When a person is dead, the soul separates from the body to suffer its punishment or rewards (St. Thomas Aquinas, The Resurrection of Man, page 136). The body then decays and becomes energy for other organisms. Aquinas says that a person is a union of the body and soul, that the soul gives existence to the matter. So the person must stop existing while the two are separated. The body decays because the soul is no longer with it to give it form, to help it fight back against the entropy of the universe. This does not mean that life is the essence of the soul, as Plato felt. If life were to be the essence of the soul, then the person would be entirely his soul, since the personality would go with the soul and leave the body after death. Aquinas and Plato both agree that the soul is incorporeal, and incorporeal things do not change very easily without something acting on them. If the soul was entirely the person, then the body and the outside world would have nothing to do with the personality and the person would be unable to grow and change as he lives his life. As stated before, it is obvious that a person’s personality changes as he lives, so it cannot be the case that the soul is entirely the person. Claiming the soul is the essence of life also implies the ability to exist in anything and give it life. If a person could go on existing and interacting in the world without a body, then it seems likely that at least some people would prefer that over a non-corporeal existence. This does not seem to be the case with the world, so Plato’s claim that the soul is the essence of life does not conform with what it actually seen.

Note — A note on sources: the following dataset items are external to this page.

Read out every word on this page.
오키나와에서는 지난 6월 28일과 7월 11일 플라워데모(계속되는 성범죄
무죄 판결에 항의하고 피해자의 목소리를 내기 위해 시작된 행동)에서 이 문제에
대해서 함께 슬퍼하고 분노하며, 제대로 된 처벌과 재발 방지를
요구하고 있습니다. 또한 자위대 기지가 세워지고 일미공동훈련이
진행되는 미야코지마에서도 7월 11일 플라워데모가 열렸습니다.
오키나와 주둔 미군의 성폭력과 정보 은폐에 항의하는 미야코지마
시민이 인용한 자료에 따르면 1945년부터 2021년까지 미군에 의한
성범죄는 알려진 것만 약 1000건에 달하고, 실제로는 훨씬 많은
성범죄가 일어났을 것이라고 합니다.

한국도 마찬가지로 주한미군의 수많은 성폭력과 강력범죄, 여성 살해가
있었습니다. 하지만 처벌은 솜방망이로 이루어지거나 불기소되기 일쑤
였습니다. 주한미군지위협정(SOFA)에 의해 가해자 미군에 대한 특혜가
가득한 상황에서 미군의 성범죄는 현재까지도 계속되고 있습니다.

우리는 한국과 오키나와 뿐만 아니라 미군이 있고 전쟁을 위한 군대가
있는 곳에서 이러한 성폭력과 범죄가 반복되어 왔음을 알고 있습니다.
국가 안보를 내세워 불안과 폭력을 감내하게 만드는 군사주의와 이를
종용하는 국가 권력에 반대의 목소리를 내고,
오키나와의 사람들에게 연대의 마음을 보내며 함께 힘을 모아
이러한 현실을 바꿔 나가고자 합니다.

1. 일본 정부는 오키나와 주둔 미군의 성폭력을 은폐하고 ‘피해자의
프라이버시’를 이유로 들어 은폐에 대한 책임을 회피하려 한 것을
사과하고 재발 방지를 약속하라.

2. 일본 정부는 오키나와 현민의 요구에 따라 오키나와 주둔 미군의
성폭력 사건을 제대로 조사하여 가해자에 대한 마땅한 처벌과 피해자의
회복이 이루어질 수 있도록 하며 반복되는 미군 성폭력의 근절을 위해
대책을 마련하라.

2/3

There is one aspect of Aquinas’s view on death and the soul that does not seem to be addressed in the short articles that were assigned. Aquinas states the that soul receives the punishment for what the person does with his time on Earth. The soul has only the ability “to understand, to consider, to will” and it is unclear if emotions are considered to fall under these categories. Emotions seem to be influenced on a large scale by the body. Thoughts alone do not necessarily contain any attached emotions. If emotions do not fall under those categories, how can a person accurately be rewarded or punished? What is punishment without feelings of remorse, guilt, and pain? What is reward without feelings of mirth, joy, and pleasure? The knowledge that yes, there is a god and that one is to be forever punished is heavy indeed. However, if there are no emotions, it is just facts that are being thought, and facts by themselves are not very much of a deterrent. It is emotions that give facts meaning.
Aquinas presents a detailed account of how the body and the soul combine to become a person, and how each component falls short of the task by itself. His view presents a well-thought explanation of things found in the Bible as well as observations about the world around him. Aquinas’s writings bolstered Christian philosophy and lent itself to the ages.